Oh, no. Grace pensó en la carta que le había escrito. Él era demasiado orgulloso, demasiado bueno como para aceptar el dinero de la dote que tanto necesitaba, y por eso había vendido la única cosa de valor que le quedaba. Tonto romántico. Era su culpa que él hubiera renunciado a su herencia familiar. Nunca recuperaría el cuadro, no si estaba destinado a ser subastado el lunes porque él no había asegurado ningún pagaré...

"¿Puedo verlo?"

"Claro."

El prestamista los dirigió a ella y a su cochero hasta una habitación lateral, donde un impresionante retrato estaba colgado en una de sus paredes. La pintura estaba agrietada en algunas partes por el paso de los años, pero era absolutamente majestuosa y llena de color. El pelo castaño de Oliver era mucho más oscuro que los mechones rubios del príncipe Negro, pero sus musculosos hombros y porte real eran exactamente igual que los suyos.

Primos, alguien le había dicho. Nadie podría ponerlo en duda. Grace no podía dejar que otra persona lo comprara. No cuando Oliver consideraba al príncipe Negro parte de su familia.

"¿Cuánto cree usted que obtendrá por él?"

El prestamista se inclinó hacia delante, con los ojos brillando de interés. "¿Le gustaría intentar pujar por él?"

"¿Debería hacerlo? ¿Está diciendo que la pintura no puede venderse directamente?"

Él se rio y negó con la cabeza. "¿Por qué hacerlo así cuando podría ganar mucho más dinero en una subasta?"

"¿Cuánto?" Repitió ella. "¿Qué podría valer una pintura así para empezar? ¿Cincuenta libras? ¿Cien?"

El hombre sonrió. "Si se tratara de cualquier otra pintura vieja, tal vez. Pero no un retrato del príncipe Negro. Un cuadro así tendría un valor original de unas setecientas u ochocientas libras, pero en una subasta... la simple historia de su familia recaudará unas pocas ciento de libras más."

Más de mil libras. Ella se dejó caer contra el cochero. Aunque entregara hasta el último centavo de su dote, no sería suficiente.

"¿Acepta vestidos de noche?"

El dueño de la casa de empeños levantó la cabeza, sobresaltado. "¿Qué?"

"Vestidos hechos con las telas más exquisitas, por las más famosas modistas de Londres."

"No. No creo que nadie—"

"Son terriblemente caros," insistió. "Incluso tengo algunos nuevos que nunca he usado. Podría traérselos para que los viera. Cualquier mujer estaría encantada de tener la oportunidad de ganar uno de ellos por una fracción de su costo original."

Los labios del dependiente insinuaron una sonrisa. "¿Cuántos vestidos terriblemente caros tiene?"

"Docenas.

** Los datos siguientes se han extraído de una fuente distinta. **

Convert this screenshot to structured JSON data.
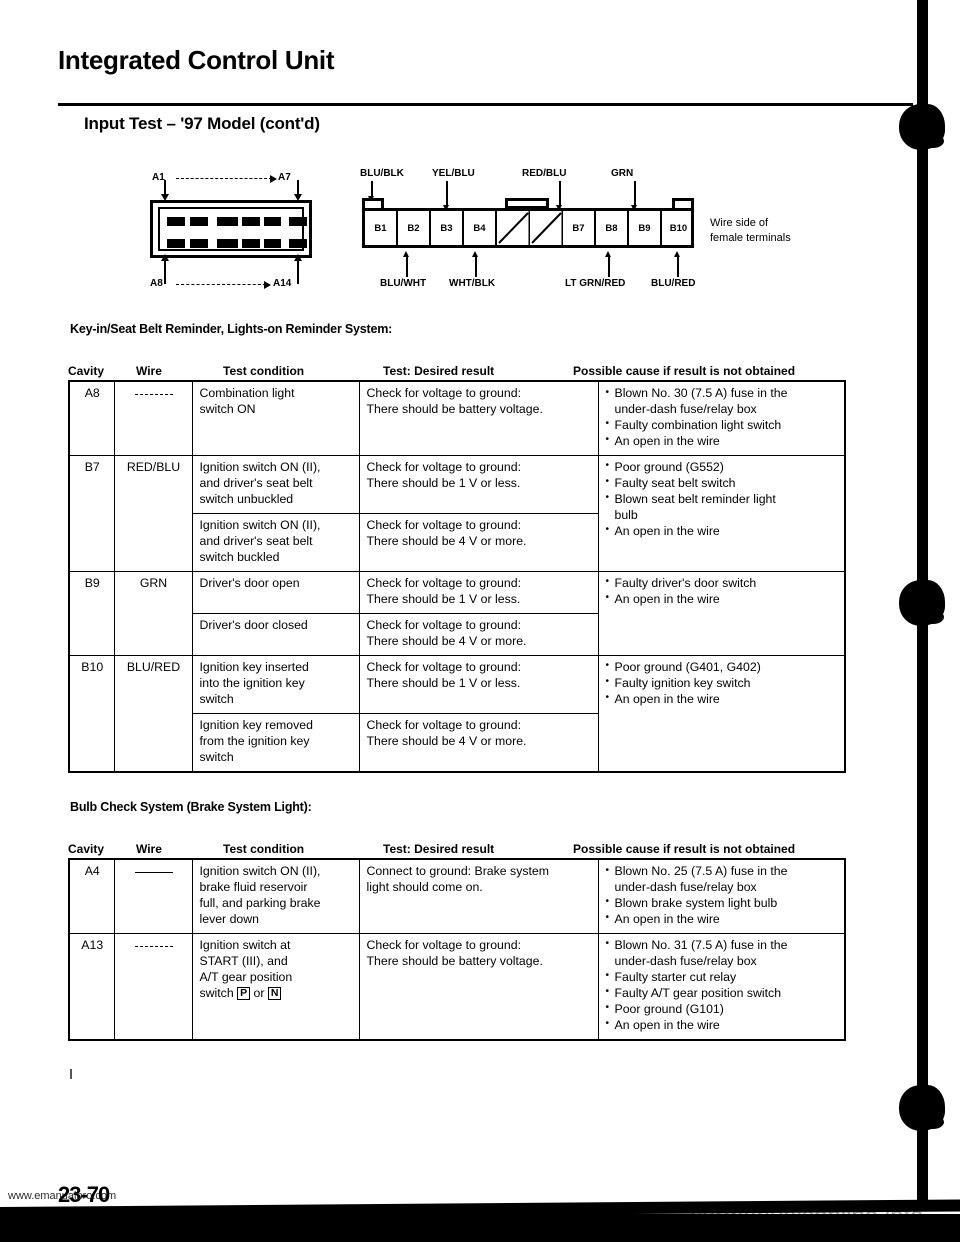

Se los vendo todos a cambio del príncipe Negro."

Él se echó a reír. "Dudo que su valor se aproxime siquiera. Tráigalos si quiere, sin embargo. Nunca rechazaría lo que un cliente tiene por ofrecer."

Grace inclinó la cabeza y las palmas de sus manos comenzaron a sudar. Si no eran suficiente para recuperar el retrato del príncipe Negro, quizás sus vestidos podrían financiar al menos su viaje de regreso a los Estados Unidos para cuidar a su madre. Entonces podría devolverle todo el dinero de su dote a Oliver. No era lo ideal, pero al menos no lo dejaría con menos que antes de casarse. Si lo que prefería era tenerla como esposa, entonces... 

Bueno, él tampoco podía tener todos sus deseos concedidos.